If I’d based my impressions of the French on the behaviour of the owners of that complex I would have left the place with a very different impression from the one I gleaned by contact with many other people. And that’s my point: apologies for the convoluted trip to arrive here.
If we, as writers, have no contact with the people about whom we write, it’s clear that we can’t rely on the impression provided by minimal contact with a few representatives of a nation or on information given by friends and acquaintances, no matter how well-meaning. The popular habit of labelling people from other countries as if they were all the same is patently absurd. The world, as a whole, seems to regard the French as arrogant, Germans as aggressive, Americans as obsessively self-important, Italians as incurable Lotharios, the Swiss as boring and the English as dull and repressed. If, as writers, we employ such lazy categorisation to describe fictional characters, we do the citizens of the whole world a serious disservice.
People are different or the same according to our own perceptions, ideas, philosophies and personalities. Whilst the placing of a descriptive label on a whole nation may be considered acceptable for everyday reference (and I don’t think it is), it’s certainly not a satisfactory way for an author to represent a character. If I’ve learned anything about the peoples of various nations it’s that they’re all as complex and individual as we are ourselves. It’s an insult to make a box, label it ‘French’ and stick inside it every person from that nation, unless, of course, it’s a shorthand joke intended to create humour rather than offence.
We’re more than the seed of the country of our birth, however proud, or otherwise, we may be of that origin. Americans are more than America with its brash, overconfident, hypocritical, Bible-bashing, superior and dominating world image. Germans are more than Germany and its efficient, calculating, aggressive, bullying and precise global persona. And the English are more than England with its quaint, bumbling, reserved, atheistic and self-effacing world picture. Each nation is seen as a specific type by every other nation and these types differ according to which nation is describing which: a proof, if ever one were needed, of the inaccuracy of such stereotyping.
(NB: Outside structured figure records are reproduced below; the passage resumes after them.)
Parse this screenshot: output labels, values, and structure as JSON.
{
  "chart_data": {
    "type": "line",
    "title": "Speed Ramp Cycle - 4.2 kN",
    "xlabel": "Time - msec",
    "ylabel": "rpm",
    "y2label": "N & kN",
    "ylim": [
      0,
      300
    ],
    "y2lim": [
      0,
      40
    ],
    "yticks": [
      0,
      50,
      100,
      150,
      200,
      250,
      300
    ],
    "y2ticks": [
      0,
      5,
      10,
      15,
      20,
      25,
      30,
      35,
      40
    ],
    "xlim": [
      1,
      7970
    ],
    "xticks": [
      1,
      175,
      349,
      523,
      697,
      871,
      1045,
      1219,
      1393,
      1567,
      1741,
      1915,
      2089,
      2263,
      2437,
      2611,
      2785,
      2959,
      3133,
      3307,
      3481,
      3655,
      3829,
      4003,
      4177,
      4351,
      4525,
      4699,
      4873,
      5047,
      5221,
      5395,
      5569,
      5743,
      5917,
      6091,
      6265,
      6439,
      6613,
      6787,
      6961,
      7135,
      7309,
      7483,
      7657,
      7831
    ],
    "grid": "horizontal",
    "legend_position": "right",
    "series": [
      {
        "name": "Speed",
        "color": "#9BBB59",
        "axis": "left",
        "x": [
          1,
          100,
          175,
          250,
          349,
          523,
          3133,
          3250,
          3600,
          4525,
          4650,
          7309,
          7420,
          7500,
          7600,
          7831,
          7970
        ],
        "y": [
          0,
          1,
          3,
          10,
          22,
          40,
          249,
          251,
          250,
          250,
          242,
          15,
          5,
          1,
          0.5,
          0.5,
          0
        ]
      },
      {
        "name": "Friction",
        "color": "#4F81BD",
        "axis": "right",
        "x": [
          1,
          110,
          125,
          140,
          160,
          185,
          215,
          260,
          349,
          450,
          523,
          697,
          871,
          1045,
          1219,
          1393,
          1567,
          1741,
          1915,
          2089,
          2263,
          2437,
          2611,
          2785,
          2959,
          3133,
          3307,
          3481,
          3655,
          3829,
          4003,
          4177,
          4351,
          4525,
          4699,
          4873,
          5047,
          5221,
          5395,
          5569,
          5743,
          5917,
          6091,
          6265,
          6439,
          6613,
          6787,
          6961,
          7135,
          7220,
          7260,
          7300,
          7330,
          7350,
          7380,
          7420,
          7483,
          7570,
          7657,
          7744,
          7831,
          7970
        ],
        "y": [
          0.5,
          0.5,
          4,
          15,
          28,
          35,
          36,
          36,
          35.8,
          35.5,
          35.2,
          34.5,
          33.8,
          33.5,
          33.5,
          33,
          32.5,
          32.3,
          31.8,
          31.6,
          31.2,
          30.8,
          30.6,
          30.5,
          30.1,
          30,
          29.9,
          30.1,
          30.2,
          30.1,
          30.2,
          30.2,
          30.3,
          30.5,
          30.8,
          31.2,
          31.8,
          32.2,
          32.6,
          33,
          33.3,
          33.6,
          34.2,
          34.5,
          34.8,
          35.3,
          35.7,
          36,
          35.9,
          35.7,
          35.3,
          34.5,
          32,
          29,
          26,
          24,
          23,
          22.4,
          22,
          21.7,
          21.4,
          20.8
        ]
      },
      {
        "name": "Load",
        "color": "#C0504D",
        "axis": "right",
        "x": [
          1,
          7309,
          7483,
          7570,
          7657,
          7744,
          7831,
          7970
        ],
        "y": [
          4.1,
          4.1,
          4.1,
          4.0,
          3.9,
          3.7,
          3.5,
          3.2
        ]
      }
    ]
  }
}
So, when you decide to make your villain an Englishman, your business tycoon an American, your lusty lover an Italian, your artist a Frenchman or your engineer a German, please call to mind the simple fact that people are individuals first and national types, if at all, a long way down the line. You’ll make your writing so much more real and accessible and, perhaps more importantly for a writer, you might even collect some foreign friends and readers along the way.